Marina Noronha: a mãe que virou médica para cuidar do próprio filho

 Médica e candidata a deputada federal, Dra. Marina Noronha defende leis que garantam diagnóstico precoce, atendimento integral e acessibilidade às pessoas com doenças raras.

A médica Marina Alves Noronha, especializada no atendimento de crianças com doenças raras, é candidata a deputada federal pelo Progressistas (PP), com o número 1117. Sua trajetória pessoal e profissional é marcada pela defesa das famílias que convivem com doenças raras e outras condições de vulnerabilidade.

Marina já participou de audiências públicas no Senado Federal voltadas à discussão de políticas de atenção integral às pessoas com doenças raras no Sistema Único de Saúde (SUS), diagnóstico precoce e garantia de direitos. Também atuou durante dez anos como coordenadora da Cruz Vermelha.

“Construí minha carreira dedicada à medicina e ao trabalho social, consolidando-me como pesquisadora em doenças raras. Agora, quero transformar esse conhecimento em ações concretas no Congresso Nacional”, afirma a candidata.

Da moda à medicina

Mãe de uma criança com doença rara, Marina transformou a experiência pessoal em missão profissional. Há 17 anos, deixou a carreira na área da moda para se dedicar à saúde do filho.

Primeiro, concluiu o curso técnico em enfermagem. Depois, graduou-se em fisioterapia e, posteriormente, ingressou no curso de medicina. Sua formação foi marcada por uma rotina desafiadora: estudava à noite e dormia no chão do quarto para permanecer ao lado do filho e acompanhar seus cuidados.
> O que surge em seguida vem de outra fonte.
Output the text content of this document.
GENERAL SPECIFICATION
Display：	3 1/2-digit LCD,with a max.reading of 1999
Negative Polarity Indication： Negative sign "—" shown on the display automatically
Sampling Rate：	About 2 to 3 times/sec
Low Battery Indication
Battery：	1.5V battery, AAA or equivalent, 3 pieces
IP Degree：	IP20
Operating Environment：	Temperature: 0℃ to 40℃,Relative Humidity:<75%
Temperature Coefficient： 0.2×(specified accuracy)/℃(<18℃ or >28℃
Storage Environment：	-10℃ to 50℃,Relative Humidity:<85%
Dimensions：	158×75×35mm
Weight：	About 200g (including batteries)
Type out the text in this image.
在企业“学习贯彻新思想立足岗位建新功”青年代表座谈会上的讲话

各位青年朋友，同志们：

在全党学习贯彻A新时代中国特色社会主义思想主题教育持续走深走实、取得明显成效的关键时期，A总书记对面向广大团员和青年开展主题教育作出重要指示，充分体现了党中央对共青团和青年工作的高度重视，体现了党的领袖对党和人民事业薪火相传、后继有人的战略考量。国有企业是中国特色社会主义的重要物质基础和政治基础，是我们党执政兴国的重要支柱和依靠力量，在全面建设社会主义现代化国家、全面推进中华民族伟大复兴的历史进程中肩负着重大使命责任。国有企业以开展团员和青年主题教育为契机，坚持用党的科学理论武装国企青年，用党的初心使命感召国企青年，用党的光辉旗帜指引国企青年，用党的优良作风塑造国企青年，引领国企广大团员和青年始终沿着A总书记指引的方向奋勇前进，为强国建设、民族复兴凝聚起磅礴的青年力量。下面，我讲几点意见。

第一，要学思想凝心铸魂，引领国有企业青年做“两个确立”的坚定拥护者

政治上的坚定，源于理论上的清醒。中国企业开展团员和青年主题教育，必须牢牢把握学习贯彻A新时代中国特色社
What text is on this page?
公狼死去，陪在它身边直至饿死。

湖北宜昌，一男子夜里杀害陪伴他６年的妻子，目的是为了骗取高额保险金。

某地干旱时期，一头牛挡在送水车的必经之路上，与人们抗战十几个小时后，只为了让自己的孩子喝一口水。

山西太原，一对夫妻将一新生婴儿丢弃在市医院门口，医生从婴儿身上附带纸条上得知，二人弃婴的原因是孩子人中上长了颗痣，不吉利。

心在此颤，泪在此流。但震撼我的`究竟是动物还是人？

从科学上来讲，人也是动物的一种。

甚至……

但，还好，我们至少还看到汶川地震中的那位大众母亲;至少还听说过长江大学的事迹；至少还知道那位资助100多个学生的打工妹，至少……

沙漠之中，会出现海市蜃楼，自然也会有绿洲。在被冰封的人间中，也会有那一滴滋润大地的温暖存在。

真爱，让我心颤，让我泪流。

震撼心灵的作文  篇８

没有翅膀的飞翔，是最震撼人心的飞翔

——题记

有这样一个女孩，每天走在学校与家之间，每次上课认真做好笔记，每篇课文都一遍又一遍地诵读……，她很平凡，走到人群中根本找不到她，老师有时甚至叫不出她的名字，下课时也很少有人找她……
A experiência como mãe, profissional de saúde e pesquisadora passou a orientar sua atuação em projetos comunitários, no atendimento à população e na defesa de políticas públicas destinadas às pessoas com doenças raras.

Três pilares de atuação

Entre as propostas apresentadas por Marina Noronha, três eixos ocupam posição central:

  • Diagnóstico e atendimento precoces: ampliar o acesso à identificação antecipada de doenças e ao início rápido dos tratamentos;
  • Atendimento domiciliar infantil: fortalecer políticas que permitam o cuidado adequado das crianças em casa;
  • Continuidade do tratamento: assegurar que o diagnóstico seja acompanhado de assistência integral e permanente.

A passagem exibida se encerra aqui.